M Nov 27 Hogg, Confessions of a Justified Sinner, “Private Memoirs and Confessions of a Sinner Written by Himself” pp. 73–177
W Nov 29 Hogg, Confessions of a Justified Sinner, “The Editor’s Narrative,” pp. 178–end.
PAPER 3 DUE FRIDAY, DEC 1 at 5 pm
M Dec 4 Thomas De Quincey, from Confessions of an English Opium-Eater, 835–44
W Dec 6 Romantic Generations (no reading)
M Dec 11 Course Wrap-Up and Celebration Thursday, December 14: Final Exam
Romanticism in the News
[abbreviated assignment sheet]
Papers should be between 4 and 5 pages, double-spaced, using normal margins and 12-point font. Don’t forget to include a creative title and number your pages! Please cite line numbers parenthetically (MLA style) and include a Works Cited for all sources. Remember, if you need to consult sources such as encyclopedias or history books to learn more about your topic, these should be cited as well. Please also upload PDFs or image files of your three articles.
The assignment: For this essay, you’ll need to choose a Romantic event or topic relevant to our class discussions (for instance, a political event, a scientific breakthrough, or the publication of a major work) and find at least three contemporary news sources (available digitally or in hard copy in the rare book library) that describe or discuss it. These articles should be published no more than three years before/after the relevant event. In a 4–5 page paper, compare and contrast the different articles, considering how they characterize the event and what purpose and effects these differences may have. Depending on your sources, you may also wish to consider issues such as accompanying illustrations, length (or lack thereof), juxtaposition with nearby articles, and/or timing of publication. Pay attention to the magazine or newspaper as a historical object, not just a collection of words.
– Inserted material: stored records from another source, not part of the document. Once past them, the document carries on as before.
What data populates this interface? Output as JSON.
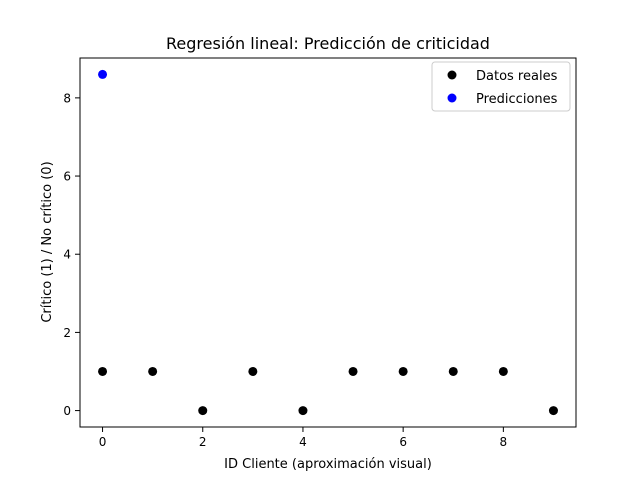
{
  "chart_data": {
    "type": "scatter",
    "title": "Regresión lineal: Predicción de criticidad",
    "xlabel": "ID Cliente (aproximación visual)",
    "ylabel": "Crítico (1) / No crítico (0)",
    "xlim": [
      -0.45,
      9.45
    ],
    "ylim": [
      -0.42,
      9.02
    ],
    "x_ticks": [
      0,
      2,
      4,
      6,
      8
    ],
    "y_ticks": [
      0,
      2,
      4,
      6,
      8
    ],
    "legend_position": "top-right",
    "grid": false,
    "series": [
      {
        "name": "Datos reales",
        "color": "#000000",
        "points": [
          {
            "x": 0,
            "y": 1
          },
          {
            "x": 1,
            "y": 1
          },
          {
            "x": 2,
            "y": 0
          },
          {
            "x": 3,
            "y": 1
          },
          {
            "x": 4,
            "y": 0
          },
          {
            "x": 5,
            "y": 1
          },
          {
            "x": 6,
            "y": 1
          },
          {
            "x": 7,
            "y": 1
          },
          {
            "x": 8,
            "y": 1
          },
          {
            "x": 9,
            "y": 0
          }
        ]
      },
      {
        "name": "Predicciones",
        "color": "#0000ff",
        "points": [
          {
            "x": 0,
            "y": 8.6
          }
        ]
      }
    ]
  }
}
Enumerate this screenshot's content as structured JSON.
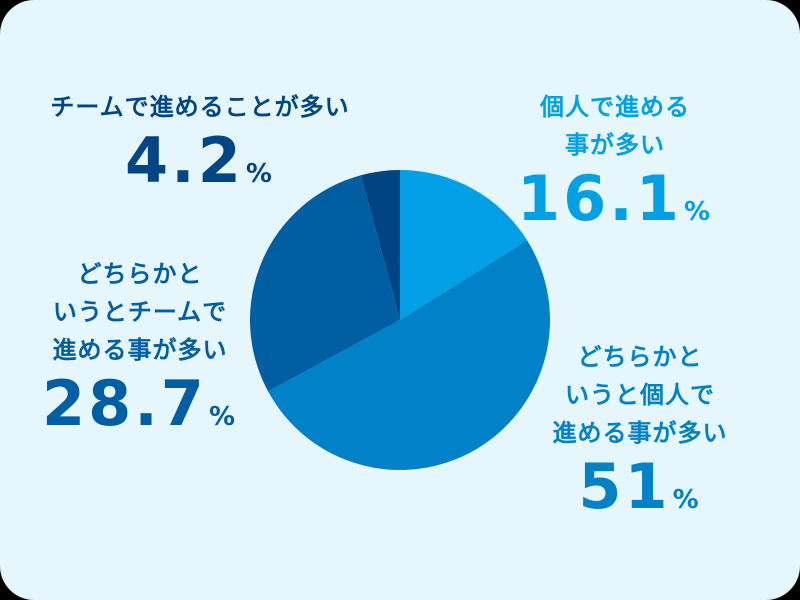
{
  "chart_data": {
    "type": "pie",
    "title": "",
    "categories": [
      "個人で進める事が多い",
      "どちらかというと個人で進める事が多い",
      "どちらかというとチームで進める事が多い",
      "チームで進めることが多い"
    ],
    "values": [
      16.1,
      51,
      28.7,
      4.2
    ],
    "unit": "%",
    "colors": [
      "#009fe6",
      "#0081c8",
      "#005fa3",
      "#004483"
    ],
    "start_angle": "12 o'clock, clockwise",
    "legend": "none (direct labels)"
  },
  "labels": [
    {
      "lines": [
        "個人で進める",
        "事が多い"
      ],
      "value": "16.1",
      "unit": "%"
    },
    {
      "lines": [
        "どちらかと",
        "いうと個人で",
        "進める事が多い"
      ],
      "value": "51",
      "unit": "%"
    },
    {
      "lines": [
        "どちらかと",
        "いうとチームで",
        "進める事が多い"
      ],
      "value": "28.7",
      "unit": "%"
    },
    {
      "lines": [
        "チームで進めることが多い"
      ],
      "value": "4.2",
      "unit": "%"
    }
  ],
  "colors": {
    "background": "#e6f6fd"
  }
}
Finding these articles is an important part of the assignment, as is figuring out how to cite them correctly. You may begin with a search of Google Books if that is a comfortable interface for you, but in most cases you will be more successful with specialized databases, especially British Periodicals and Eighteenth-Century Collections Online. If you don’t find any sources, you may be having a keyword/search issue, or you may be learning that your topic simply was not widely discussed (or not discussed in the words you’re using to search for it) in the Romantic period.
Your research process should unfold as follows:
TODAY: we will have an introduction to online databases, OCR and keyword searching, and do some sample searches together.
BY MONDAY: You should have at least two potential ideas for topics, and have conducted preliminary searches for both. If you find appropriate articles, please bring them in; if you don’t, bring a list of the different keyword combinations and databases you have tried. In class we will share topics, brainstorm effective searching techniques, and troubleshoot issues for those who are not finding enough sources.
NEXT FRIDAY: We will visit a nearby rare book library to learn more about Romantic periodicals, examine copies of widely-read magazines from the period, and get hands-on experience in finding additional sources for your essays.
As you acquire each new source, you should save it as a PDF or image (if photographed in the archive) read it closely, take notes on the aspects that seem most significant to you, and begin organizing your draft. Your essay should have a clear thesis statement in the first paragraph, which synthesizes your sources and explains your specific interpretive angle on them. You should use direct textual evidence from all of your articles; make sure you aren’t simply summarizing (though some summary will certainly be appropriate) but also analyzing how the different articles approach the topic and how these differences are significant. Make sure to avoid broad generalizations and vague statements of opinion; be specific and accurate when characterizing the views expressed in your articles.